Il potere induttivo del riordino

Ogni sera al mio rientro trovo una babele di indumenti ad attendermi. Mi dicono che, nei casi più eclatanti, compaia anche nelle foto dallo spazio della Cristoforetti.
I miei pargoli, dopo un'impegnativa giornata scolastica, sentono il bisogno, in stile Hansel e Gretel, di tracciare un percorso di giacche, vestiti, scarpe e calzini che conduca dalla porta d'ingresso al WC.
Ed è così che ogni sera, tra un "Come è andata oggi?" che non troverà mai risposta ed un "ciao papi" di circostanza, mi ritrovo a ricomporre i pezzi. 
Le scarpe è facile, vanno nella scarpiere, la cosa difficile è trovarle tutte.
Le giacche nell'armadio, pronte per gestire gli affanni della mattina successiva. 
Per i vestiti ci vuole più tempo. Bisogna vagliarne lo stato di conservazione visivo ed olfattivo e quindi decidere se riporli nell'armadio o buttarli nella cesta della roba sporca senza passare dal via. 
Sono cose che ormai faccio in automatico. Quando le energie mentali sono ancora sopra soglia (nonostante la giornata in ufficio e l'avventura del parcheggio al rientro) il processo del riordino viene accompagnato da un tentativo di catechizzazione dei colpevoli, in punta di fioretto per evitare di urtare la loro suscettibilità. Cerco di battere sul punto che se mi aiutassero a mettere a posto e/o non creassero tanto disordine avrei più tempo per giocare con loro. Quando invece le energie mentali sono scarse o completamente esaurite procedo come un automa rinunciando al mio ruolo di guida genitoriale, interrompendo il silenzio autistico in cui piombo solo per esclamare "che vita di m...!!!"
Ci pensano i miei ricordi di infanzia a tirarmi su.
In effetti alla loro età non ero molto diverso dai miei ragazzi.
Ogni mattina il momento migliore della giornata rischiava di tramutarsi in tragedia. Mio padre accompagnandomi a scuola si fermava in panetteria per comprarmi la focaccina (una mattonella 40x40) o la treccia.
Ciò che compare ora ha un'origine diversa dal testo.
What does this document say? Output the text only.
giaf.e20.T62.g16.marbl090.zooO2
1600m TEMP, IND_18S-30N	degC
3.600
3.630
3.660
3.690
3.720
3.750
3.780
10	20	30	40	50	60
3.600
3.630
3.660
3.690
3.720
Mentre riponeva l'incarto profumato in cartella io tremavo...se quei piccoli quaderni bastardi si palesavano arricciati agli angoli era finita, partiva il cazziatone su quanto fossi "sciatto", trascurato e disordinato.
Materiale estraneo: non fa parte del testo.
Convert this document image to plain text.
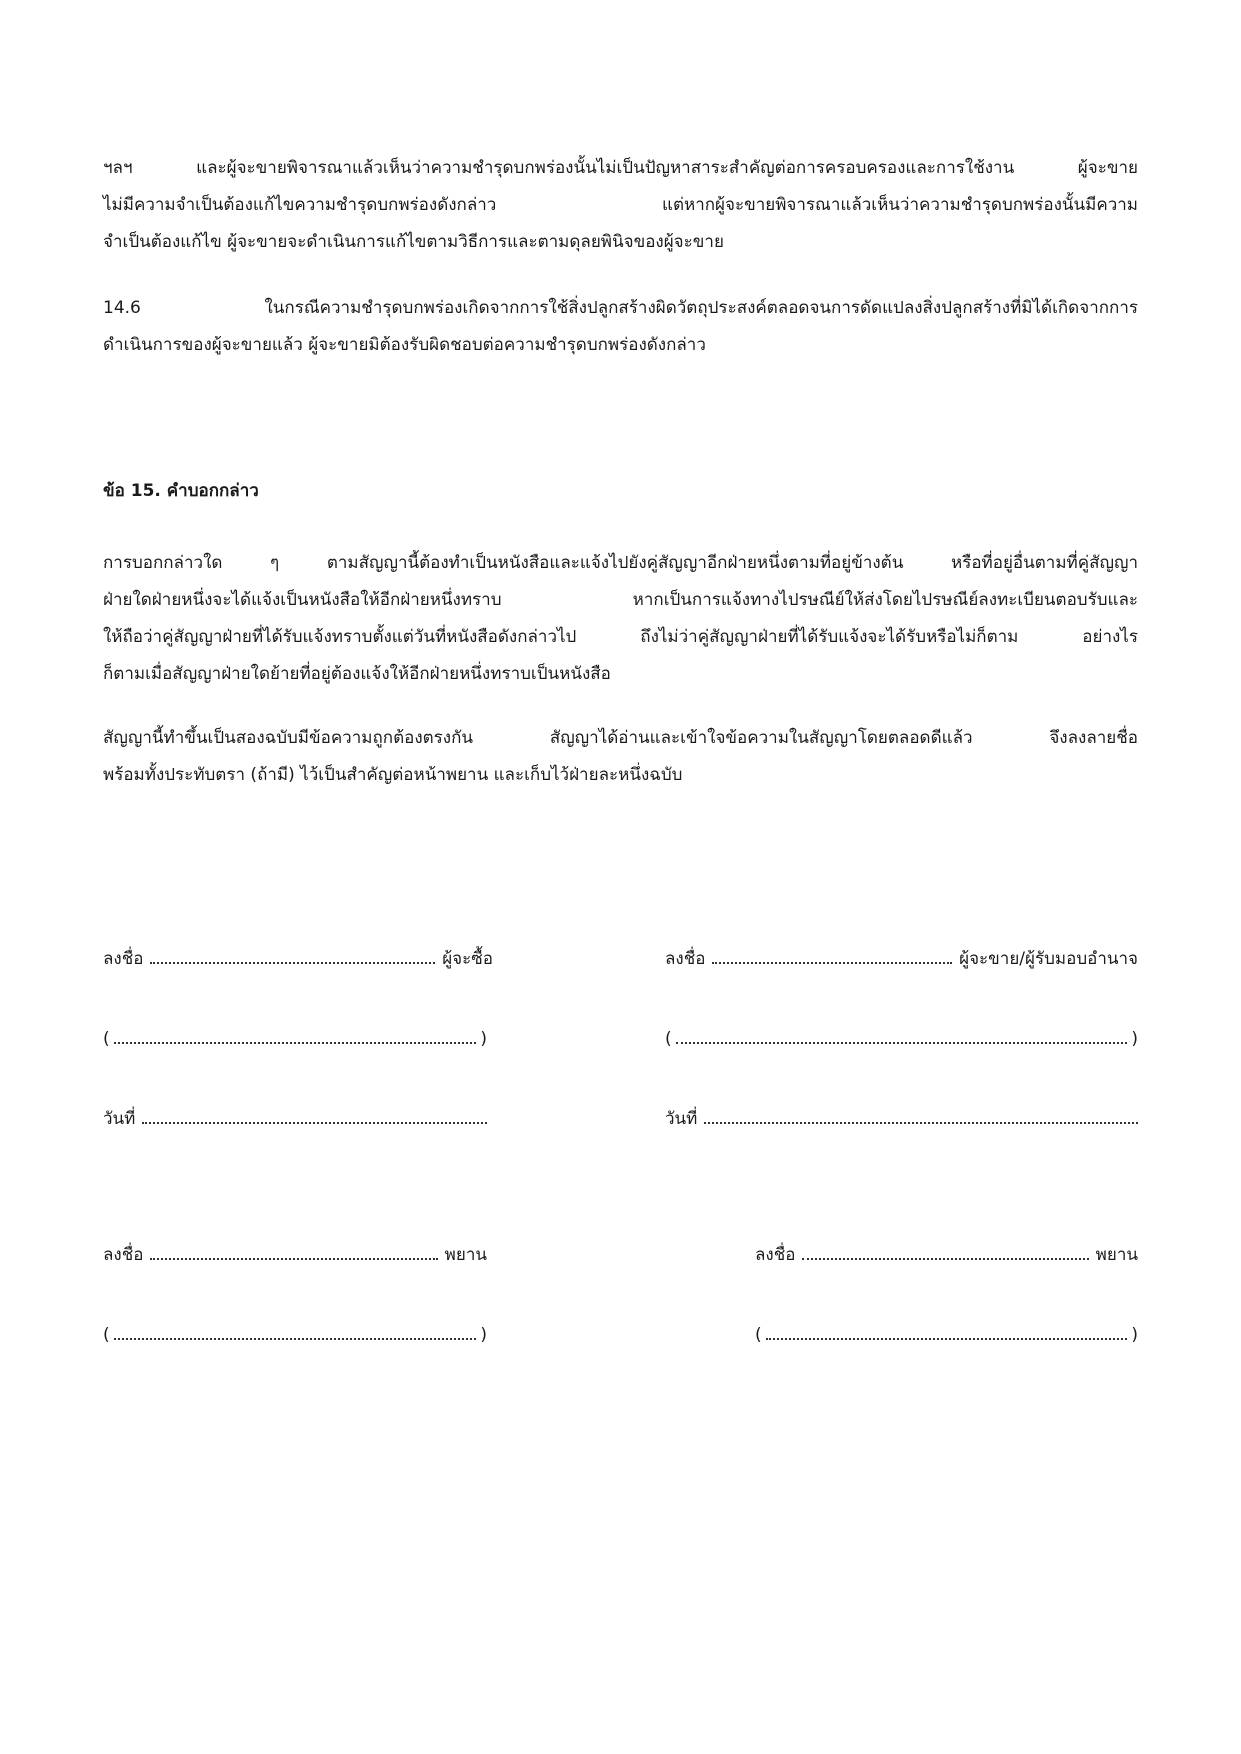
ฯลฯ และผู้จะขายพิจารณาแล้วเห็นว่าความชำรุดบกพร่องนั้นไม่เป็นปัญหาสาระสำคัญต่อการครอบครองและการใช้งาน ผู้จะขาย
ไม่มีความจำเป็นต้องแก้ไขความชำรุดบกพร่องดังกล่าว แต่หากผู้จะขายพิจารณาแล้วเห็นว่าความชำรุดบกพร่องนั้นมีความ
จำเป็นต้องแก้ไข ผู้จะขายจะดำเนินการแก้ไขตามวิธีการและตามดุลยพินิจของผู้จะขาย

14.6 ในกรณีความชำรุดบกพร่องเกิดจากการใช้สิ่งปลูกสร้างผิดวัตถุประสงค์ตลอดจนการดัดแปลงสิ่งปลูกสร้างที่มิได้เกิดจากการ
ดำเนินการของผู้จะขายแล้ว ผู้จะขายมิต้องรับผิดชอบต่อความชำรุดบกพร่องดังกล่าว

ข้อ 15. คำบอกกล่าว

การบอกกล่าวใด ๆ ตามสัญญานี้ต้องทำเป็นหนังสือและแจ้งไปยังคู่สัญญาอีกฝ่ายหนึ่งตามที่อยู่ข้างต้น หรือที่อยู่อื่นตามที่คู่สัญญา
ฝ่ายใดฝ่ายหนึ่งจะได้แจ้งเป็นหนังสือให้อีกฝ่ายหนึ่งทราบ หากเป็นการแจ้งทางไปรษณีย์ให้ส่งโดยไปรษณีย์ลงทะเบียนตอบรับและ
ให้ถือว่าคู่สัญญาฝ่ายที่ได้รับแจ้งทราบตั้งแต่วันที่หนังสือดังกล่าวไป ถึงไม่ว่าคู่สัญญาฝ่ายที่ได้รับแจ้งจะได้รับหรือไม่ก็ตาม อย่างไร
ก็ตามเมื่อสัญญาฝ่ายใดย้ายที่อยู่ต้องแจ้งให้อีกฝ่ายหนึ่งทราบเป็นหนังสือ

สัญญานี้ทำขึ้นเป็นสองฉบับมีข้อความถูกต้องตรงกัน สัญญาได้อ่านและเข้าใจข้อความในสัญญาโดยตลอดดีแล้ว จึงลงลายชื่อ
พร้อมทั้งประทับตรา (ถ้ามี) ไว้เป็นสำคัญต่อหน้าพยาน และเก็บไว้ฝ่ายละหนึ่งฉบับ

ลงชื่อ	ผู้จะซื้อ
(	)
วันที่
ลงชื่อ	ผู้จะขาย/ผู้รับมอบอำนาจ
(	)
วันที่
ลงชื่อ	พยาน
(	)
ลงชื่อ	พยาน
(	)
Meglio le merendine industriali, almeno le gestiva mia madre che non badava a certe quisquilie...che poi diciamolo, i quaderni dell'epoca si arricciavano solo a guardarli (Federico riesce a fare le "orecchie" al diario...quello con la copertina rigida).
Eppure, nonostante i precedenti, in età adolescenziale ho subito una mutazione genetica sviluppando un innato senso dell'ordine per libri, vestiti, scarpe, penne e matite.
In realtà, col trascorrere del tempo, ho solo appreso per induzione il modello di mio padre.
Posso solo augurarmi che il potere induttivo del riordino abbia effetto anche sui miei figli.
Nel frattempo mi rendo conto che rimettere a posto i vestiti è servito solo a far tornare alla luce i reperti archeologici (pietre, castagne, pigne, carte, pennarelli, matite spuntate) che giacciono sulla scrivania.
Come diceva Lavoisier: "nulla si crea, nulla si distrugge. Tutto si trasforma...in disordine".